Sergeant Jesse Nathanael Aliganga, USMC,21, killed by a car-bomb as he guarded the U.S. Embassy in Nairobi, Kenya on Friday, August 7, 1998.
Sergeant First Class, U.S. Army, Patrick James Arthur, 31, died of malnutrition and diseases while a prisoner of war, July 31, 1951 in North Korea. His remains were returned to the United States many years later. He was buried in Arlington on May 1, 2009.
Lance Corporal James Ray Sargent, USMC, 18, missing in Action, 1968 Quang Tin Province, South Vietnam. He receives burial in Arlington October 07, 2005.
Lance Corporal Robert F. Eckfield Jr., USMC, 23, died October 27, 2005, from an indirect fire explosion in Saqlawiyah, Iraq.
Air Force Technical Sergeant Richard B. Fitzgibbon Jr. 35 was killed on June 8, 1956. Disputed as the first American service death in the Vietnam War. He was not killed in action. A U.S. Airman shot him as he reportedly was handing out candy to orphans in Saigon.
Lance Corporal Richard Fitzgibbon III, USMC, 22, was Air Force Technical Sergeant Richard B. Fitzgibbon’s son. He was tragically killed in combat on Sept. 7, 1965, in Quang Tin, Vietnam.
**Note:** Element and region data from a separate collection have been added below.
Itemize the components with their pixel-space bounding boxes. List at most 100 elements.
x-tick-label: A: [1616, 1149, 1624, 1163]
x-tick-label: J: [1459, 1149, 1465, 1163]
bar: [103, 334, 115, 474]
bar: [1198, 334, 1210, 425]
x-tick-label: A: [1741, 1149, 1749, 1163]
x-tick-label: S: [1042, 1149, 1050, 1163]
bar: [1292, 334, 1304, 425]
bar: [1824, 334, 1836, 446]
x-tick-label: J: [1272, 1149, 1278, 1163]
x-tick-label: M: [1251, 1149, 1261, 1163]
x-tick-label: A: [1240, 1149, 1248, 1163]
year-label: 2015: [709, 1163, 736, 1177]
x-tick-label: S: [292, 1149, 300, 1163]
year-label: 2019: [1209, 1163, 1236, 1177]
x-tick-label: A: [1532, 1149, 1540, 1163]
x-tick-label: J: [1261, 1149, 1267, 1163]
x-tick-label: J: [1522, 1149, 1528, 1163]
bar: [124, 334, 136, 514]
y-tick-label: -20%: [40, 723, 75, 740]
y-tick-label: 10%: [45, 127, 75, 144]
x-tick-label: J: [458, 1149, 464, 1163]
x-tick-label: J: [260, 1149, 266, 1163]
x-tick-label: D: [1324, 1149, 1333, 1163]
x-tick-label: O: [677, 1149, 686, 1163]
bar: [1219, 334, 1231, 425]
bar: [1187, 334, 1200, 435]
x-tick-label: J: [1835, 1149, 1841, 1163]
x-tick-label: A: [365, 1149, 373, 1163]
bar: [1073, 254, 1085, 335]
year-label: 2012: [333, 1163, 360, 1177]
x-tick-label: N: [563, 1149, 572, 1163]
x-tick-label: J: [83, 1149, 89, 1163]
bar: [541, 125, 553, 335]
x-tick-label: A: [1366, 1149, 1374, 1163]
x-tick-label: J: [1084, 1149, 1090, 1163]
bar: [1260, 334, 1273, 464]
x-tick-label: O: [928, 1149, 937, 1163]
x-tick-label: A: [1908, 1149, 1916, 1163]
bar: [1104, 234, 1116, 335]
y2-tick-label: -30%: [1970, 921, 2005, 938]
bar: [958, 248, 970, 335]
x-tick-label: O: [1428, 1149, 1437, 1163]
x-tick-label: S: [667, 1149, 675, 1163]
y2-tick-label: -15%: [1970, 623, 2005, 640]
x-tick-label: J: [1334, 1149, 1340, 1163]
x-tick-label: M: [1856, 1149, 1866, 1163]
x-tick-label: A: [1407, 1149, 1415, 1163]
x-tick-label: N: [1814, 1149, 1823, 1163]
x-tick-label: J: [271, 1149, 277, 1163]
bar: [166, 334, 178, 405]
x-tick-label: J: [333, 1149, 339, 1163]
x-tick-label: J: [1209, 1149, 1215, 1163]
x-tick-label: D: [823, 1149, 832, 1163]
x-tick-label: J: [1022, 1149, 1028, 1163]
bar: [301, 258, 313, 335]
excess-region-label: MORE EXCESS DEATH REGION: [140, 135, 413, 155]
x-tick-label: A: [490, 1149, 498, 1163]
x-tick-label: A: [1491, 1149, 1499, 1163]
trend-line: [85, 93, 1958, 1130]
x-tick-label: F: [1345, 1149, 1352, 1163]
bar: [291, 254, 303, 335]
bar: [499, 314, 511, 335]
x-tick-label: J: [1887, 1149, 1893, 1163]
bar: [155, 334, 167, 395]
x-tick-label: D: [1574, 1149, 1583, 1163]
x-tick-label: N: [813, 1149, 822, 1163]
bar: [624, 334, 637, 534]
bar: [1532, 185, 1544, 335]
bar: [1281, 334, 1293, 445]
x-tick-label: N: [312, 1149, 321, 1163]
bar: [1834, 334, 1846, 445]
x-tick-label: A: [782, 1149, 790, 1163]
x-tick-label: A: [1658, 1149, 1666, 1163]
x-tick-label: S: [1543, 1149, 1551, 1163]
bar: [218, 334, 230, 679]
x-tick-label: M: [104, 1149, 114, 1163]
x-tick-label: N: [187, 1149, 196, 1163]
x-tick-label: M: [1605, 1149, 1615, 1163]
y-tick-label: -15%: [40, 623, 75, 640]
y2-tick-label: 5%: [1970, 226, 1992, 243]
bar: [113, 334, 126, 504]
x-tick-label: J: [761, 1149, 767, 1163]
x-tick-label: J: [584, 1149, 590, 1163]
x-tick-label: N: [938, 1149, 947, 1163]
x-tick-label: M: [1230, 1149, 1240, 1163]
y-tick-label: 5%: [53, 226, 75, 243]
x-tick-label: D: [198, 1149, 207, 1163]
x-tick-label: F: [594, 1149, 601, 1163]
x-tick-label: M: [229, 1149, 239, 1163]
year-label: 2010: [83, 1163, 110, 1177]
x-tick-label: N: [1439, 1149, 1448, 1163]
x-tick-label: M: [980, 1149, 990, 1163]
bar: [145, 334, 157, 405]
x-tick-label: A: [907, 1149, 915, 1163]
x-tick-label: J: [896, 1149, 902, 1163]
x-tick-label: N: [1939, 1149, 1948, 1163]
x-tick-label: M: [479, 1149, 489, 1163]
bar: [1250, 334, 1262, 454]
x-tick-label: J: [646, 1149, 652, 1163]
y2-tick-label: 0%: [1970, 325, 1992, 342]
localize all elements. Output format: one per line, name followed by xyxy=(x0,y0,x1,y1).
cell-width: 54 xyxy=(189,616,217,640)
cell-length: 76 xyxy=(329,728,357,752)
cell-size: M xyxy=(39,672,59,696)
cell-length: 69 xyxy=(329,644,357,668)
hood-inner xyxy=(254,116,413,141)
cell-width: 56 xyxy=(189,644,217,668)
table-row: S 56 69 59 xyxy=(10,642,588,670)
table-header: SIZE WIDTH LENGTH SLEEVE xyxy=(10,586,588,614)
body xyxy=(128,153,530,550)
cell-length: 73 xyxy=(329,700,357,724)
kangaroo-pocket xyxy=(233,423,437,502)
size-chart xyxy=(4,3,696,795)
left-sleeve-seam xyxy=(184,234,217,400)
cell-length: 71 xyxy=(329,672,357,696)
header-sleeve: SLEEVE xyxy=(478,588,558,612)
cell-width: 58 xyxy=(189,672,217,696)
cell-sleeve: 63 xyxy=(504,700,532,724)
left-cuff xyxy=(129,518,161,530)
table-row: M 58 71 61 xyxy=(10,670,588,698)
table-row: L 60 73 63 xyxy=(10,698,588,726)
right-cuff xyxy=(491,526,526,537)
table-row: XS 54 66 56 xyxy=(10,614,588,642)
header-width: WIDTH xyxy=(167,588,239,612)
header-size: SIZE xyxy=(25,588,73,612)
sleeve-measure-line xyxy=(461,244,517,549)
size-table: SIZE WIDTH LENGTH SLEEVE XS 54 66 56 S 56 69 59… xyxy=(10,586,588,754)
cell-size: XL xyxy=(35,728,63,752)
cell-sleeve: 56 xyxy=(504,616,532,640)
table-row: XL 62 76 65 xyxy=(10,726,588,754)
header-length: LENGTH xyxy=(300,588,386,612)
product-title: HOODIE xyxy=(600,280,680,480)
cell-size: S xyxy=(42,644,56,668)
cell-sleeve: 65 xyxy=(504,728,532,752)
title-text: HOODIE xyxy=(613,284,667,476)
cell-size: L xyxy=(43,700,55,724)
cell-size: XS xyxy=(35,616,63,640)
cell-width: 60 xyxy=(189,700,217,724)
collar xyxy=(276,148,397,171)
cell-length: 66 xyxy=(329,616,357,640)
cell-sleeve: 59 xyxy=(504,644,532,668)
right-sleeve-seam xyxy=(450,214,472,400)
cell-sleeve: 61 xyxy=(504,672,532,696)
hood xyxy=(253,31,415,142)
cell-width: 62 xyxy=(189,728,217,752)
Confederate Chaplin, O.S.B Father Emmeran Bliemel was the first Catholic Chaplin to be killed in action in an American war. He died 31 August 1864 in the battle of Jonesboro, in Georgia as he was praying with a mortally wounded officer.
There are more than 400,000 buried in Arlington National Cemetery. They are not forgotten they are not gone; they are Standing Post at Arlington.